Question

Two mechanical waves on strings of equal length (\( L \)) and tension (\( T \)) having linear mass density \( \mu_1/\mu_2 = 1/2 \). Find the ratio of time taken for a wave pulse to travel from one end to the other in both strings. (Ignore gravity)

• A. \( \frac{1}{2} \)
• B. \( \frac{1}{\sqrt{2}} \)
• C. \( \sqrt{2} \)
• D. 2

Hint:

The velocity of a wave on a string depends on the tension and mass density of the string. For strings of equal length and tension, the ratio of the times taken is the inverse square root of the ratio of the mass densities.

Answer 1

The Correct Option is B

To solve this problem, we need to determine the time taken for a wave pulse to travel along two different strings. The critical formula here is the speed of a wave on a string, given by:

\[ v = \sqrt{\frac{T}{\mu}} \]

where \( v \) is the wave speed, \( T \) is the tension in the string, and \( \mu \) is the linear mass density of the string.

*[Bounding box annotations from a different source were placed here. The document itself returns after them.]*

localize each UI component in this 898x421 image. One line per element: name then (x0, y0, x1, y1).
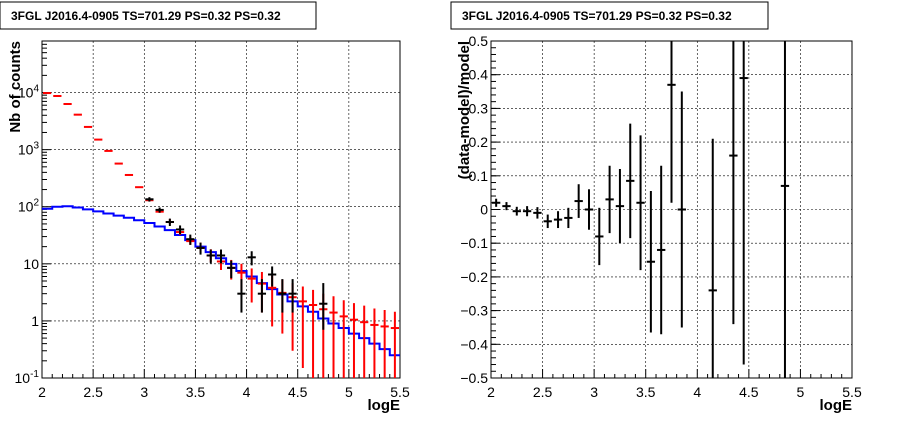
right-x-tick-label: 5 (797, 384, 805, 400)
left-y-tick-label: 102 (18, 198, 40, 215)
left-y-tick-exponent: 2 (33, 198, 39, 209)
right-y-tick-label: 0.1 (469, 168, 489, 184)
left-y-tick-base: 10 (18, 199, 34, 215)
left-y-tick-base: 10 (18, 85, 34, 101)
left-y-tick-exponent: 4 (33, 84, 39, 95)
left-y-tick-label: 104 (18, 84, 40, 101)
left-x-tick-label: 2 (38, 384, 46, 400)
right-y-tick-label: −0.3 (460, 303, 488, 319)
right-x-ticks: 2 2.5 3 3.5 4 4.5 5 5.5 (487, 369, 862, 400)
left-title-box (0, 1, 317, 30)
right-x-tick-label: 2.5 (533, 384, 553, 400)
left-y-axis-label: Nb of counts (7, 41, 24, 133)
right-y-tick-label: 0.5 (469, 33, 489, 49)
right-y-tick-label: −0.2 (460, 269, 488, 285)
right-x-tick-label: 5.5 (842, 384, 862, 400)
right-panel: 3FGL J2016.4-0905 TS=701.29 PS=0.32 PS=0… (450, 1, 862, 414)
left-series (42, 92, 400, 378)
left-x-tick-label: 3 (140, 384, 148, 400)
left-x-tick-label: 4.5 (288, 384, 308, 400)
right-y-tick-label: −0.1 (460, 235, 488, 251)
left-plot-frame (41, 40, 401, 379)
left-x-tick-label: 2.5 (83, 384, 103, 400)
right-x-tick-label: 2 (487, 384, 495, 400)
right-x-axis-label: logE (820, 397, 853, 414)
right-y-tick-label: −0.4 (460, 336, 488, 352)
left-y-tick-label: 1 (31, 313, 39, 329)
right-grid (491, 41, 852, 378)
left-grid (42, 41, 400, 378)
right-y-tick-label: 0.2 (469, 134, 489, 150)
left-y-tick-label: 10 (23, 256, 39, 272)
left-y-tick-exponent: -1 (30, 369, 39, 380)
left-x-tick-label: 3.5 (186, 384, 206, 400)
left-y-tick-label: 103 (18, 141, 40, 158)
right-title-box (450, 1, 769, 30)
left-x-tick-label: 5.5 (390, 384, 410, 400)
left-x-ticks: 2 2.5 3 3.5 4 4.5 5 5.5 (38, 369, 410, 400)
right-x-tick-label: 3 (590, 384, 598, 400)
right-y-tick-label: 0.3 (469, 100, 489, 116)
left-panel: 3FGL J2016.4-0905 TS=701.29 PS=0.32 PS=0… (0, 1, 410, 414)
left-x-tick-label: 4 (243, 384, 251, 400)
left-x-axis-label: logE (368, 397, 401, 414)
left-x-tick-label: 5 (345, 384, 353, 400)
right-y-axis-label: (data-model)/model (456, 41, 473, 179)
left-chart-title: 3FGL J2016.4-0905 TS=701.29 PS=0.32 PS=0… (11, 9, 281, 23)
right-y-tick-label: 0.4 (469, 67, 489, 83)
right-chart-title: 3FGL J2016.4-0905 TS=701.29 PS=0.32 PS=0… (462, 9, 732, 23)
right-y-tick-label: 0 (480, 202, 488, 218)
right-series (492, 41, 790, 378)
left-y-tick-base: 10 (18, 142, 34, 158)
right-x-tick-label: 4 (693, 384, 701, 400)
left-y-tick-exponent: 3 (33, 141, 39, 152)
right-y-tick-label: −0.5 (460, 370, 488, 386)
right-x-tick-label: 3.5 (636, 384, 656, 400)
right-x-tick-label: 4.5 (739, 384, 759, 400)
left-y-tick-label: 10-1 (15, 369, 40, 386)
right-y-ticks: −0.5 −0.4 −0.3 −0.2 −0.1 0 0.1 0.2 0.3 0.4 0.5 (460, 33, 500, 386)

Now, let's denote the linear mass density of the first string as \( \mu_1 \) and the second string as \( \mu_2 \), and it is given that \(\frac{\mu_1}{\mu_2} = \frac{1}{2}\).

Therefore, we can write:

\[ \mu_2 = 2 \mu_1 \]

 

Let's determine the speeds of the wave on both strings:

1. For the first string:

\[ v_1 = \sqrt{\frac{T}{\mu_1}} \]

1. For the second string:

\[ v_2 = \sqrt{\frac{T}{\mu_2}} = \sqrt{\frac{T}{2\mu_1}} \]

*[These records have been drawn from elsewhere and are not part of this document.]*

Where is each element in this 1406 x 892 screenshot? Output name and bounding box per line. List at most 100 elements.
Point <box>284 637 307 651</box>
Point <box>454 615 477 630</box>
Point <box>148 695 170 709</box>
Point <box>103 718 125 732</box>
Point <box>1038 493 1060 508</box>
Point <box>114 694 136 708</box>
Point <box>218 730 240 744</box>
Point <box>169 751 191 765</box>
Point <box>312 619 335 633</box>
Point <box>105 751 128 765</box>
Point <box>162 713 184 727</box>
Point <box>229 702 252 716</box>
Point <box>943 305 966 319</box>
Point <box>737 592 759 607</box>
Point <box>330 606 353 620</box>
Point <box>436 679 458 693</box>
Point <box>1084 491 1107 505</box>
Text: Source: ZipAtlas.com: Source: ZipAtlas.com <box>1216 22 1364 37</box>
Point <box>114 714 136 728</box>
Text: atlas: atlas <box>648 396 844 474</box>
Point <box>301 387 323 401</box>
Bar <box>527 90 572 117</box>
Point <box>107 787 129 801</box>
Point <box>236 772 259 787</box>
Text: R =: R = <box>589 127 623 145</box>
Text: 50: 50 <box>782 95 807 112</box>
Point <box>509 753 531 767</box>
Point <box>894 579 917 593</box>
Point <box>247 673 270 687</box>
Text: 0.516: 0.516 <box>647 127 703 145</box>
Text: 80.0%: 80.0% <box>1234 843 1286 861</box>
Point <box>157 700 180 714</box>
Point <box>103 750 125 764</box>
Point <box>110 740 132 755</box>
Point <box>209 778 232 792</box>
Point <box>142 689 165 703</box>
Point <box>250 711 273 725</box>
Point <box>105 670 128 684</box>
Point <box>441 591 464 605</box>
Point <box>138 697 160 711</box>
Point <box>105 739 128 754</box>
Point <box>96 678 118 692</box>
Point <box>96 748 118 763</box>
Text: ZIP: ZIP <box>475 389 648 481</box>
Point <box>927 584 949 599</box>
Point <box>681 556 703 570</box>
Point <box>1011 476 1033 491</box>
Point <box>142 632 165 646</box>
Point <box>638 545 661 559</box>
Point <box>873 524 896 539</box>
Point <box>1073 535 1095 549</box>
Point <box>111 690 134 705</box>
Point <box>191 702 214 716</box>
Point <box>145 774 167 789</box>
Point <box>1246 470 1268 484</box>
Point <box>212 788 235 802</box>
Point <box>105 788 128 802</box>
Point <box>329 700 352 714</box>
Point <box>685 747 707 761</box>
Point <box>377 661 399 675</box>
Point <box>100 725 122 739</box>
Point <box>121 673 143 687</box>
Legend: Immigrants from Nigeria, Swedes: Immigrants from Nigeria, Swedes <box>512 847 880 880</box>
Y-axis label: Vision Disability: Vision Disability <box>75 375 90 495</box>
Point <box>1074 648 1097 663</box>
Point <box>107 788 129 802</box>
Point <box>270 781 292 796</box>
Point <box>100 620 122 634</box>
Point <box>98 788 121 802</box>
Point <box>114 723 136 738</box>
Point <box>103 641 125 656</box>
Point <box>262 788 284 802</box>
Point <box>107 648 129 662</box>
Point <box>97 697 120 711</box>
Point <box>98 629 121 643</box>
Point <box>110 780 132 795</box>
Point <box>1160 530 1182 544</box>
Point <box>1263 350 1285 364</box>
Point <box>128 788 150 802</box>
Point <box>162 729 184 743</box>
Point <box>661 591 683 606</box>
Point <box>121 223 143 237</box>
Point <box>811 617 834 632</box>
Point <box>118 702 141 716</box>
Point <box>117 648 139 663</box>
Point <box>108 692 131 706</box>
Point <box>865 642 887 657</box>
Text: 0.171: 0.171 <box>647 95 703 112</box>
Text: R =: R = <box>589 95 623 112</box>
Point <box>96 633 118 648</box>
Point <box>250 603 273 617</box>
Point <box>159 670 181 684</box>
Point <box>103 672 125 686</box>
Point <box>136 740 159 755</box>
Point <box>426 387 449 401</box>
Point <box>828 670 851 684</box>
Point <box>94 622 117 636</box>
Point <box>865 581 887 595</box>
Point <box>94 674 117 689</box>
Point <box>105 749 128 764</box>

Substitute \(\mu_2 = 2 \mu_1\) into the expression for \(v_2\), we have:

\[ v_2 = \frac{1}{\sqrt{2}} \cdot \sqrt{\frac{T}{\mu_1}} = \frac{v_1}{\sqrt{2}} \]

Now, the time taken for a wave pulse to travel a length \( L \) is:

\[ t = \frac{L}{v} \]

Thus, the time taken for the wave pulse to travel the length on both strings is:

1. Time on the first string:

\[ t_1 = \frac{L}{v_1} \]

1. Time on the second string:

\[ t_2 = \frac{L}{v_2} = \frac{L}{v_1/\sqrt{2}} = \frac{L \cdot \sqrt{2}}{v_1} \]

The ratio of the time taken for a wave pulse to travel through the first and the second string is:

\[ \frac{t_1}{t_2} = \frac{\frac{L}{v_1}}{\frac{L \cdot \sqrt{2}}{v_1}} = \frac{1}{\sqrt{2}} \]

Hence, the correct answer is \( \frac{1}{\sqrt{2}} \).